After they had moved into the house—it was only last spring—the theatre in which the woman was employed was dark for a long time and they were more than usually hard up, so the woman tried to pick up a little extra money—to help pay the rent I suppose—by sub-letting the two little back rooms of that place of theirs.
Various people lived in the dark tiny holes, just how I can’t make out as there was no furniture. Still there are places in Chicago called “flops” where one may sleep on the floor for five or ten cents and they are more patronized than respectable people know anything about.
What I did discover was a little woman—she wasn’t so young but she was hunchbacked and small and it is hard not to think of her as a girl—who once lived in one of the rooms for several weeks. She had a job as ironer in a small hand-laundry in the neighborhood and someone had given her a cheap folding cot. She was a curiously sentimental creature, with the kind of hurt eyes deformed people often have, and I have a fancy she had herself a romantic attachment of a sort for the man Wilson. Anyway I managed to find out a lot from her.
After the other woman’s death and after Wilson had been cleared on the murder charge, by the confession of the stage-hand, I used to go over to the house where he had lived, sometimes in the late afternoon after our paper had been put to bed for the day. Ours is an afternoon paper and after two o’clock most of us are free.
I found the hunchback girl standing in front of the house one day and began talking with her. She was a gold mine.
There was that look in her eyes I’ve told you of, the hurt sensitive look. I just spoke to her and we began talking of Wilson. She had lived in one of the rooms at the back. She told me of that at once.
On some days she found herself unable to work at the laundry because her strength suddenly gave out and so, on such days, she stayed in the room, lying on the cot.

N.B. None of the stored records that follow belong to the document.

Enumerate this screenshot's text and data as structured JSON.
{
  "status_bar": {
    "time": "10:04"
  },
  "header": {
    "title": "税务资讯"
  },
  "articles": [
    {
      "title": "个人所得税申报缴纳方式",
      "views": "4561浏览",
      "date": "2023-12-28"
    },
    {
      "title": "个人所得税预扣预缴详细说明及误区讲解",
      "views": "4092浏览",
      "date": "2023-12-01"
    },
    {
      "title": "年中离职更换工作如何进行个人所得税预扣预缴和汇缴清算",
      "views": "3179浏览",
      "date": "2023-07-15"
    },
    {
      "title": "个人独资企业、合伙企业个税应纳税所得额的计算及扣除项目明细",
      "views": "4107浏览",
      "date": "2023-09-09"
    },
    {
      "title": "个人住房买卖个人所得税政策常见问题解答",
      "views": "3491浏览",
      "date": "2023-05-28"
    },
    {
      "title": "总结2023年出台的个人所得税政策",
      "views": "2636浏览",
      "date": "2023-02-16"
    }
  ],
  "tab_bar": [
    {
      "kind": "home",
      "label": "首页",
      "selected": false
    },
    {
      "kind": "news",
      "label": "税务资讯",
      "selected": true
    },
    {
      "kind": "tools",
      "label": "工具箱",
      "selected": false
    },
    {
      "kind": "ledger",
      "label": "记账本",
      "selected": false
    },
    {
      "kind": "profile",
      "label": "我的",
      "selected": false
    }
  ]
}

Blinding headaches came that lasted for hours during which she was almost entirely unconscious of everything going on about her. Then afterward she was quite conscious but for a long time very weak. She wasn’t one who is destined to live very long I suppose and I presume she didn’t much care.
Anyway, there she was in the room, in that weak state after the times of illness, and she grew curious about the two people in the front room, so she used to get off her couch and go softly in her stockinged feet to the door between the rooms and peek through the keyhole. She had to kneel on the dusty floor to do it.

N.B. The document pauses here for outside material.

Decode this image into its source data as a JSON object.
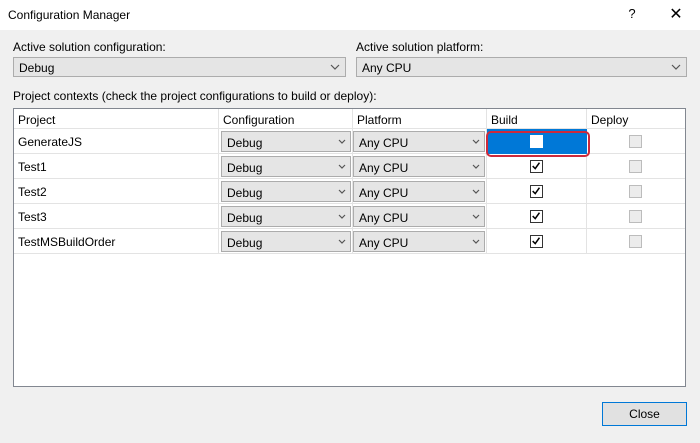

The life in the room fascinated her from the beginning. Sometimes the man was in there alone, sitting at the kitchen table and writing the stuff he afterward put into the book I collared, and from which I have quoted; sometimes the woman was with him, and again sometimes he was in there alone but wasn’t writing. Then he was always walking and walking up and down.

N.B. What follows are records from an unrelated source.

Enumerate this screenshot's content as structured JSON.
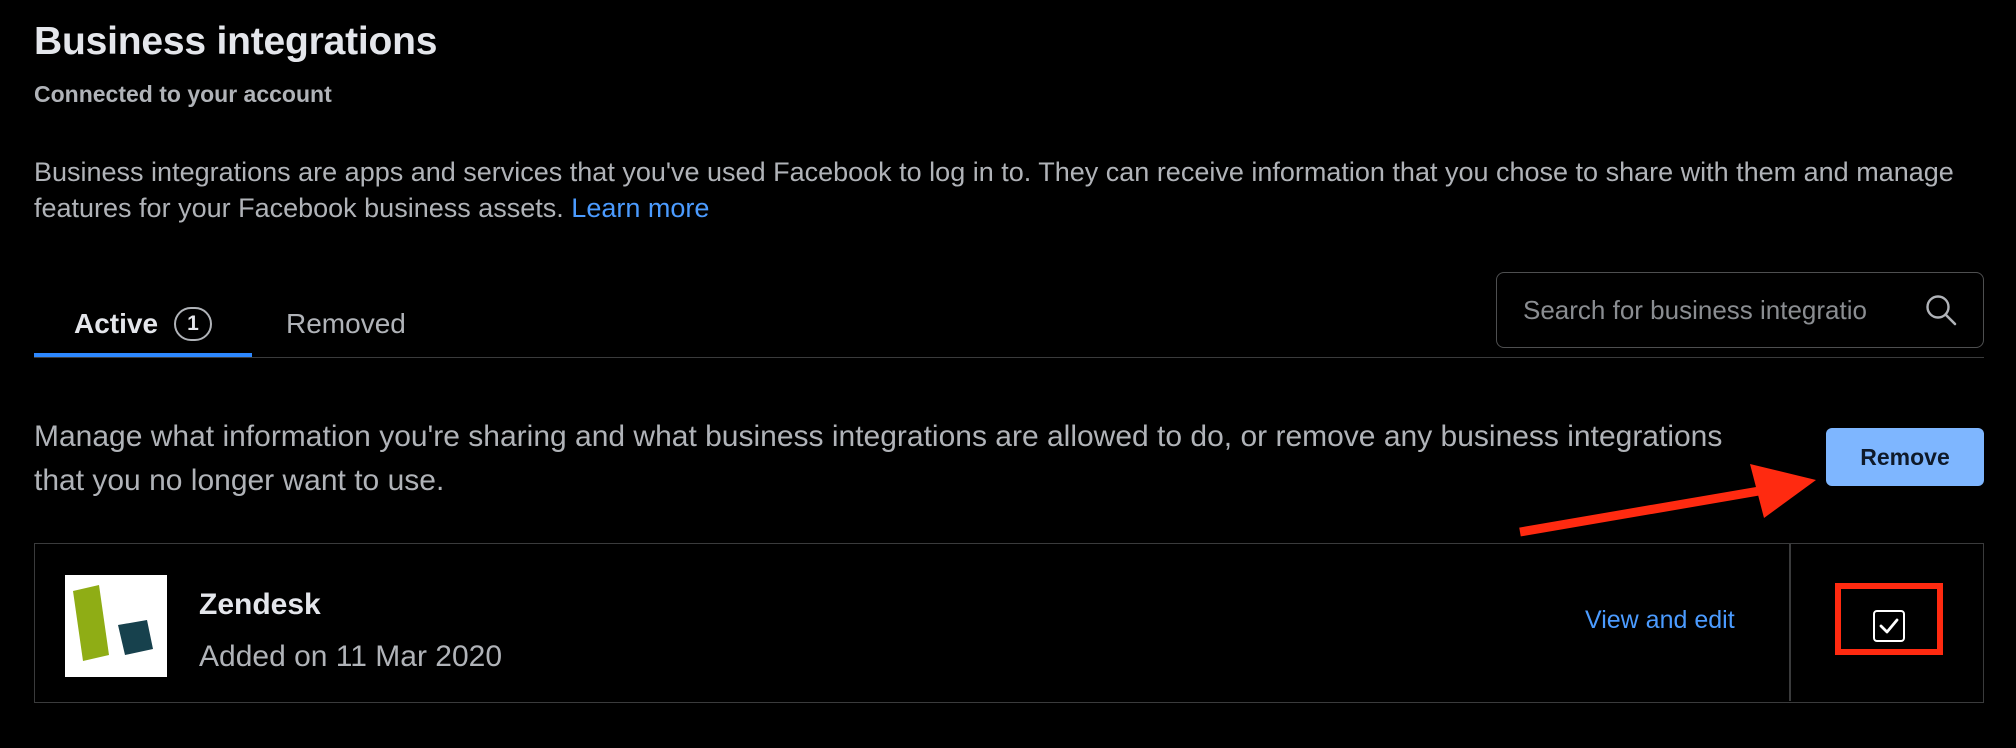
{
  "header": {
    "title": "Business integrations",
    "subtitle": "Connected to your account"
  },
  "description": {
    "text": "Business integrations are apps and services that you've used Facebook to log in to. They can receive information that you chose to share with them and manage features for your Facebook business assets.",
    "learn_more_label": "Learn more"
  },
  "tabs": [
    {
      "label": "Active",
      "count": "1",
      "active": true
    },
    {
      "label": "Removed",
      "active": false
    }
  ],
  "search": {
    "placeholder": "Search for business integratio",
    "icon": "search-icon"
  },
  "manage": {
    "text": "Manage what information you're sharing and what business integrations are allowed to do, or remove any business integrations that you no longer want to use.",
    "remove_button_label": "Remove"
  },
  "integrations": [
    {
      "name": "Zendesk",
      "added": "Added on 11 Mar 2020",
      "action_label": "View and edit",
      "checked": true,
      "logo": "zendesk-logo"
    }
  ],
  "colors": {
    "background": "#000000",
    "link": "#4b9bff",
    "tab_underline": "#2d88ff",
    "remove_button": "#7eb6ff",
    "annotation": "#ff2a10"
  }
}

When both people were in the room, and when the man was writing, the woman seldom moved but sat in a chair by one of the windows with her hands crossed. He would write a few lines and then walk up and down talking to himself or to her. When he spoke she did not answer except with her eyes, the crippled girl said. What I gathered of all this from her talk with me, and what is the product of my own imaginings, I confess I do not quite know.